Assalamualaikum W.B.T and Hi.
It's been so long since my last view on my Roda Coklat Blog. I realized I'm not so active writing a post as before, maybe since I stop writing my diary while in the meantime, I got Instagram. Hahaha. But today, here I am. Crawling back to my Roda Coklat blog with my messy mind. I can't bear alone in this thoughts. But I don't have someone to tell what's going on my mind either which not important and may sound irrelevent to be confused about. Thank god, I'm much comfortable in expressing myself through writing. Well, I'm not good in having conversation and speaker. I can be running out an idea to continue the conversation and I think I'm a boring person to talk to. Some rather look on their phone as I talking, honestly, that's broke my confidence to speaking longer. Ok, enough with the flowery introduction.^^
Last week, an announce had been made in our group class's whatsapp. There will be a dinner for PPK Pembuatan in two weeks. I bet it will be held on Saturday night, as common dinner night time would be held. I would love to go to the dinner. However, something was bothering me. Saturday night? Isn't that Taekwondo training class also on saturday night? I miss meeting my friends from the taekwondo class. However, this dinner will be my last dinner with PPKP.
Well, I firstly joined last year PPKP dinner and I end up sitting at a table with my seniors because I didn't find and recognized my housemate during entering the hall. Although, I'm the only girl in that table, lucky, I know some of the seniors, some of them were my Fencing Club members and some I know during the MASUM while the others are their friends. We get along just fine, and I fine with that. Maybe it would happen naturally to those who do sport activities together, they can just be sporting. Since in the Fencing Club, we often do some fun game together in group. I guess that's why I comfortable being around them.

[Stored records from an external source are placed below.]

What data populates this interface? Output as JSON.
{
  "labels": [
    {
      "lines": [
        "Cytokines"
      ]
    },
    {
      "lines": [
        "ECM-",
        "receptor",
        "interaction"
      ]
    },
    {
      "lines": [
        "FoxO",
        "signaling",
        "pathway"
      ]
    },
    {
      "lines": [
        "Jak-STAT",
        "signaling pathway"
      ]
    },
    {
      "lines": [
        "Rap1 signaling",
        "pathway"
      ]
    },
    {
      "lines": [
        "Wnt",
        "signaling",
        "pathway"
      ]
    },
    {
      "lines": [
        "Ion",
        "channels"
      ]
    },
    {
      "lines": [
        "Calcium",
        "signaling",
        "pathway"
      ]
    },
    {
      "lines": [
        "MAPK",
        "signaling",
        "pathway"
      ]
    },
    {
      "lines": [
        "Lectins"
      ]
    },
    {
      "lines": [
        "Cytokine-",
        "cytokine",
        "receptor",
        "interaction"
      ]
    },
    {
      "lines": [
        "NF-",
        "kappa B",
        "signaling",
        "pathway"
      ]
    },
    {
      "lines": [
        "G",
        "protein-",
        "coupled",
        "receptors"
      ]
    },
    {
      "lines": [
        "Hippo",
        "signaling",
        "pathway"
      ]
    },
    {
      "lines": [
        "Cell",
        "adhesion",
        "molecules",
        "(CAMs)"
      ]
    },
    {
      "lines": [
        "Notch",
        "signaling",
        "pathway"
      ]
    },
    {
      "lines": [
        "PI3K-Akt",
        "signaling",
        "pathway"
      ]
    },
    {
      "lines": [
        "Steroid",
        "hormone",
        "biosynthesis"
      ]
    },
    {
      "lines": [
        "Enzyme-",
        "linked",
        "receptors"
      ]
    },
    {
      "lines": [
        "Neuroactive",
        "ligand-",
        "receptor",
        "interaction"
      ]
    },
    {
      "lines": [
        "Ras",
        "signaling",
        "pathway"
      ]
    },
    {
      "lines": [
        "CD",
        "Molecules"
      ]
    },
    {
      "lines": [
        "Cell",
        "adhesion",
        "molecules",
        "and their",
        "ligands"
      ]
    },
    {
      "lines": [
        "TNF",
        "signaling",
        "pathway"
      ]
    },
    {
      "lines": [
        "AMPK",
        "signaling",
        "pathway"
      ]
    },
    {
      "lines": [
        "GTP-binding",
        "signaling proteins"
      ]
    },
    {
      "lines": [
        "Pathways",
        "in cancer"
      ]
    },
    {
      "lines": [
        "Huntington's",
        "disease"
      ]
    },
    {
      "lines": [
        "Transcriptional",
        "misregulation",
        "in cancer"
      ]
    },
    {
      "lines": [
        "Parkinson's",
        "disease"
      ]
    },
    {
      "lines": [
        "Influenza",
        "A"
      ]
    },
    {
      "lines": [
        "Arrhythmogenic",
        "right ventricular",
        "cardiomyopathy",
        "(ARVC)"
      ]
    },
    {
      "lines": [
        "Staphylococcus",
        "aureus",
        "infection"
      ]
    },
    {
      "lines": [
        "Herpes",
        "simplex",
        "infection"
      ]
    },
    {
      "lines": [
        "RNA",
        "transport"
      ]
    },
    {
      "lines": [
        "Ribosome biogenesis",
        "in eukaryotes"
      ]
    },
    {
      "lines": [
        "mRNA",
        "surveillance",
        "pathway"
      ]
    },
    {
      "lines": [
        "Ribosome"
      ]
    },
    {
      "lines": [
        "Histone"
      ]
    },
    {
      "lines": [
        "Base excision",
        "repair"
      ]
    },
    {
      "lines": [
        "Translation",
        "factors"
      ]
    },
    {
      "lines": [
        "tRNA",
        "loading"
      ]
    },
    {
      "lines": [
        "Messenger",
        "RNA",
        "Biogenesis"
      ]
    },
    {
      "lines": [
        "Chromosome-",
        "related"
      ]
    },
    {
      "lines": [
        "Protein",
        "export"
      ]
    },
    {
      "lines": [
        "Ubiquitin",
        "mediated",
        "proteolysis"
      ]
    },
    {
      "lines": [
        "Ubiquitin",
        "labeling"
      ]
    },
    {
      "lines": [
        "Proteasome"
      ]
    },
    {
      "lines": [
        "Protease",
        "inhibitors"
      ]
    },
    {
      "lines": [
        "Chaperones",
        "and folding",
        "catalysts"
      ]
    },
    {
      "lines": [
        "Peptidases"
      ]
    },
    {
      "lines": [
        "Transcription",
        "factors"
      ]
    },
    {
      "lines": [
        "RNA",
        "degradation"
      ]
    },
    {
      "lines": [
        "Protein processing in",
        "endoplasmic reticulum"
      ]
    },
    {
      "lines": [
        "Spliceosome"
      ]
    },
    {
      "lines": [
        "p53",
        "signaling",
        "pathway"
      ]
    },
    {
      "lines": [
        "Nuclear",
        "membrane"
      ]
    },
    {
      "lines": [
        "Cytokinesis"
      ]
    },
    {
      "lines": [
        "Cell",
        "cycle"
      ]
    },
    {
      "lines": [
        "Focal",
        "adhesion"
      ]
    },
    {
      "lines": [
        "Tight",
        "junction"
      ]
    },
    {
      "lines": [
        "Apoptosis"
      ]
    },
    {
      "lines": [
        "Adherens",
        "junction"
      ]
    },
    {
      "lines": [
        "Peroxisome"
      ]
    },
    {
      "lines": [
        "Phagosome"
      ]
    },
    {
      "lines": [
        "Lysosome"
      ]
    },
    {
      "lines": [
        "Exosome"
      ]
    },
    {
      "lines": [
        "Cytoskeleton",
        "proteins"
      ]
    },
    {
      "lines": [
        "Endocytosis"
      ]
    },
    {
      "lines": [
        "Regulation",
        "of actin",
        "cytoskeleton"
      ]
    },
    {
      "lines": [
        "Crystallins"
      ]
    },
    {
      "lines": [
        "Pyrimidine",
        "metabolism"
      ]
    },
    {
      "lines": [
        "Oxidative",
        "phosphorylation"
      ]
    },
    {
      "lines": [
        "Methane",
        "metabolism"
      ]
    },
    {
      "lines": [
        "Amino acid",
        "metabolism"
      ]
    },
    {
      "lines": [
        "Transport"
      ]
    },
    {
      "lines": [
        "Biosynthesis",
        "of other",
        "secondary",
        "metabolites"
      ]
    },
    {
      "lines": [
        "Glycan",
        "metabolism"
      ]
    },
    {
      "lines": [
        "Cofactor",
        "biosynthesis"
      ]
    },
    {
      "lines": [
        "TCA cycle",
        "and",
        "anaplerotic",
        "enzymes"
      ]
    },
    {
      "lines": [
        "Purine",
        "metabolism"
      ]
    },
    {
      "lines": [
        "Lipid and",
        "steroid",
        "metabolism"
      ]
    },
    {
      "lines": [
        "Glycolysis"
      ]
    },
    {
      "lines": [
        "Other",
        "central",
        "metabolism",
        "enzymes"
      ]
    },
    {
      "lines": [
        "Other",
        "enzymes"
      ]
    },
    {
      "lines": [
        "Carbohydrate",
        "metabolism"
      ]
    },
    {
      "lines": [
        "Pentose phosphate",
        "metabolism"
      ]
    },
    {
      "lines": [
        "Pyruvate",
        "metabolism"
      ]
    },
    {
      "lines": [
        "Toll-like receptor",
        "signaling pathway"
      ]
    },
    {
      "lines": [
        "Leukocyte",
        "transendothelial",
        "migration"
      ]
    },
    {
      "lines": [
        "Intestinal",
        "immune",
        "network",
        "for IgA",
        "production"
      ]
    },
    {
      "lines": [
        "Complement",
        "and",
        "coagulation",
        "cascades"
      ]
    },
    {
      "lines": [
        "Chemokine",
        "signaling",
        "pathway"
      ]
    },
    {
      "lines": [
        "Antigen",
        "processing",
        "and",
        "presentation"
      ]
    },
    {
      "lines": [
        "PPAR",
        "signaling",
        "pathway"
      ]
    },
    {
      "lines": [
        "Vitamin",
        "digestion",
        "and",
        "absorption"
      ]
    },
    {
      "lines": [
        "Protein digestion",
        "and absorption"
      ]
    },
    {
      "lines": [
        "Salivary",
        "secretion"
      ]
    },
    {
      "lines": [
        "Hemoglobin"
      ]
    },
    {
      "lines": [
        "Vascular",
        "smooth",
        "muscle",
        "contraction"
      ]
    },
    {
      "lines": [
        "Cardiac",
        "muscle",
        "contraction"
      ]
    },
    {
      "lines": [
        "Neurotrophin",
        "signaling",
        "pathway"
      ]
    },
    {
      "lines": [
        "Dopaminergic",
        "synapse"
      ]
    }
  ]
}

The Taekwondo training class, it's not like I'm taking any belt upgrading this semester. I just enjoy doing the training with others members which quite good together. Kind of activities that releasing the study burdens on my shoulder even for a moment. This semester, the members are very sporting. I'm also meeting friends from our SUKIPT team. Memories~ At the meantime, I'm getting know some new friends too. Oh ya, most of them are my junior. Well, I ain't getting any younger, right? Hahaha. It's hard to meet friends around my age.
Today, was the last register name for the PPKP dinner, and I just din't take any action. As the time passing by, I relieved. I don't have to choose anymore. By the way, just a point from my view, I think, even if it makes me tired, I might just happier joining the Taekwondo training than joining the dinner. Maybe the presence of some precious members that make me happy? I think so too. Hahaha. Even though, I just know them from last semester in those short period of time, I'm more comfortable being around them.
There something come to my mind as I was trying to figure out which one should I join,
"I should do the one that make me happy the most,
the place that I should be is the place where my heart want to be presence."